Gold bars
Gold prices always go up in times of investment trouble, but analysts say this year's rise won't last long. Reuters

Gold is always an appealing investment in times of trouble. And as the Middle East conflict intensifies and Russian-backed rebels continue their activities in Ukraine, the metal has had a great run in the past few months. But analysts say the popularity won’t last.

On Thursday gold was trading at $1,287 per ounce, down from a high of $1,350 earlier in July.

“Gold is a cheap way of hedging against the economic risk, and it also does not hurt to hedge against violence in the Middle East and Eastern Europe,” Standard Life Investments Ltd. strategist Frances Hudson told Bloomberg.

However, “expectations of higher interest rates and strength in the equity market may dash all hopes of gold rising,” he added.

Gold-backed exchange-traded products saw outflows of $319 million in the first six months of this year, but took in $536.81 million in July, a 1 percent gain.

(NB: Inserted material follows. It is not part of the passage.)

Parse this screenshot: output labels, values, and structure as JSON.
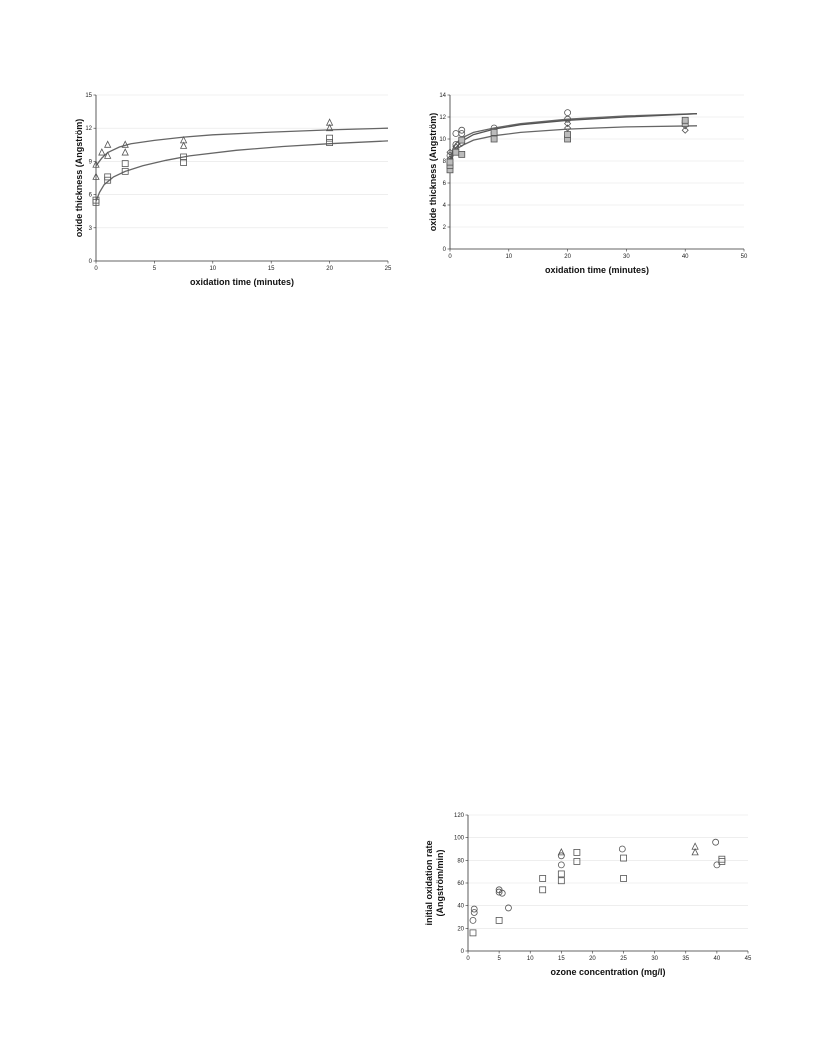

The metal usually turns on U.S. monetary decisions. For example, it hit a record price of $1,921.17 per ounce in 2011, as investors feared inflation and weakening currencies. When markets rallied in 2013, the price fell 28 percent as investors sold their gold exchange-traded products. But the price jumped back up again this year, after slow U.S. economic growth, emerging market selloffs and geopolitical turmoil.

Now prices are continuing to slip after the U.S. Federal Reserve announced that it would continue to scale back its monthly bond purchases. The news came just a few hours after a better-than-expected economic growth report.

“You have an economy on the mend,” Integrated Brokerage Services precious metals dealer Frank McGhee told the Wall Street Journal.

“If you get a good jobs report on Friday, you’ll see more of a sentiment in the market for ending stimulus faster or raising rates,” he added.